Egitto, gli islamici in piazza Ora sfidano i vertici militari

Su piazza Tahrir, rumoroso cuore del Cairo, è calato un silenzio irreale durante la preghiera del venerdì islamico. Soltanto al termine sono tornati a sventolare striscioni e bandiere preparate per la manifestazione, la più grande da luglio, dominata dalla presenza di un altissimo numero di islamisti. Piazza Tahrir, luogo simbolo della Rivoluzione che a febbraio ha fatto cadere il raìs Hosni Mubarak, è tornata ieri a risuonare dello stesso minaccioso invito della folla: «Irhal», vattene. L’urlo è stato diretto al Consiglio Supremo dell’esercito, la leadership militare che aveva promesso di traghettare il Paese in pochi mesi alla democrazia, per poi ritirarsi nelle proprie caserme. I generali non hanno rispettato né i tempi né i modi.

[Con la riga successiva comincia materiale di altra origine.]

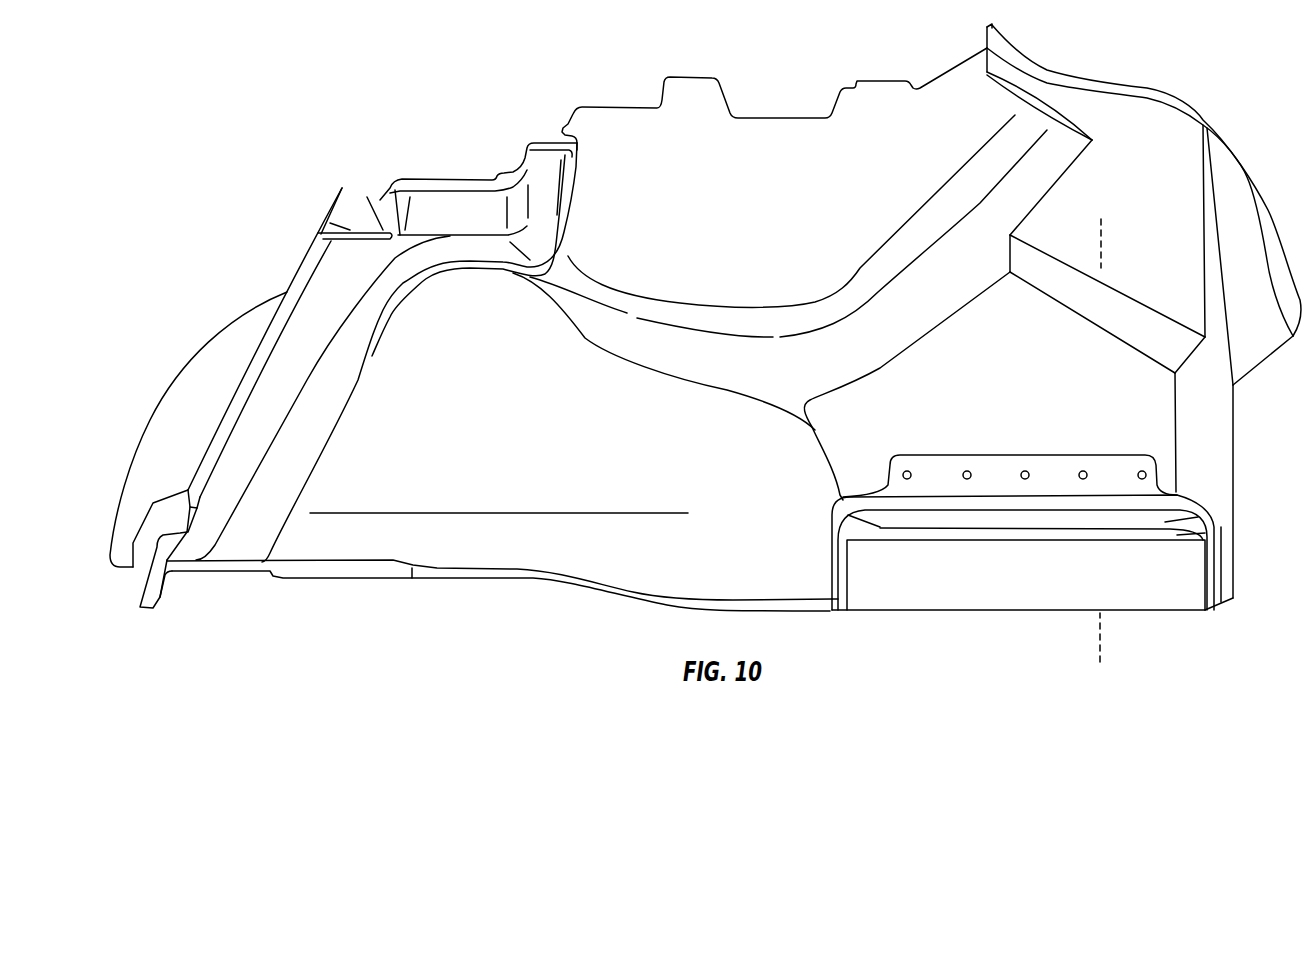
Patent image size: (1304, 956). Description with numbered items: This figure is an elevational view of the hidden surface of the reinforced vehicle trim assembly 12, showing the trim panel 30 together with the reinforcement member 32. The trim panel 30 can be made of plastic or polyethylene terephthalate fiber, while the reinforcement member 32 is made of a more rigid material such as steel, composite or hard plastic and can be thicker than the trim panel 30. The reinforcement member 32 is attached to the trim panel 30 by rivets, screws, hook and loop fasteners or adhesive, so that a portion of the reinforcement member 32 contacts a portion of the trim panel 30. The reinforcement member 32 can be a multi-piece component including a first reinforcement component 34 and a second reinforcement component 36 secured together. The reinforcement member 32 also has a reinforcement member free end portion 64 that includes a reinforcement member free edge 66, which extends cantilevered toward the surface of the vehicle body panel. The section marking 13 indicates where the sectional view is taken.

The reinforced vehicle trim assembly 12 is at (1133, 47).
The section line 13- 13 is at (1101, 219).
The trim panel 30 is at (1148, 426).
The reinforcement member 32 is at (1213, 527).
The first reinforcement component 34 is at (935, 470).
The second reinforcement component 36 is at (889, 587).
The reinforcement member free end portion 64 is at (1168, 587).
The reinforcement member free edge 66 is at (1117, 612).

«Non vogliamo un regime militare», ha gridato la piazza, ma anche «Allah è grande» e «L’islam è qui». Autobus pieni di sostenitori dei Fratelli musulmani - la forza politica più organizzata del Paese e favorita alle urne del 28 novembre - e di altri gruppi islamisti sono arrivati dai sobborghi del Cairo, dai governatorati rurali, dai villaggi del Delta. Sono gli islamisti, per prima la Fratellanza che nei giorni dopo la Rivoluzione sembrava aver trovato un’intesa con i militari, a opporsi oggi all’introduzione di principi costituzionali che secondo molti gruppi politici porrebbero i militari al di sopra di qualsiasi autorità civile, garantendo loro una morsa sulla politica nazionale.
A nove giorni dalle prime elezioni del dopo Mubarak, le fratture tra i partiti, una politica della leadership militare antica e le continue violenze preparano a giorni elettorali gravidi di tensione. C’è disaccordo tra le forze politiche attorno ai controversi principi costituzionali. Dopo la manifestazione sono circolate voci, smentite, su un ritiro del documento. Secondo un portavoce del governo sono in corso consultazioni su emendamenti.
Ieri, alcuni partiti laici di vecchia data e nuovi gruppi non sono scesi in piazza. Shadi Ghazali Harb, 32 anni, cofondatore di uno dei nuovi partiti liberali, ha spiegato al Giornale di non aver manifestato perché, benché in favore di una veloce transizione dei poteri, pensa che alcuni dei principi costituzionali proposti possano arginare l’influenza di una sola forza politica sulla stesura della Costituzione. Il timore dei laici è che un successo dei Fratelli musulmani e della loro visione religiosa possa marcare la Carta fondamentale e la società intera.
I partiti politici concordano su un punto: è tempo per l’esercito di tornare nelle caserme. I militari sono accusati di governare con i metodi dell’ex regime: tribunali militari, arresti arbitrari, tortura. E per alcuni hanno fatto anche peggio, dimostrando incapacità nel garantire la sicurezza. All’inizio di ottobre al Cairo, 26 persone sono morte in scontri tra soldati e manifestanti cristiani. A Damietta, nel Delta del Nilo, pochi giorni fa nuovi scontri tra militari e civili in protesta hanno risollevato le violenze, che hanno toccato anche la città di Assuan, nel Sud.
Il timore è che con il voto la situazione possa degenerare.

«I disaccordi tra le forze politiche aumentano le tensioni», dice Ghazali Harb, che accusa i militari di non essere stati all’altezza di governare. «Non hanno una strategia chiara. Se avremo uno Stato islamista, sarà per colpa dell'esercito».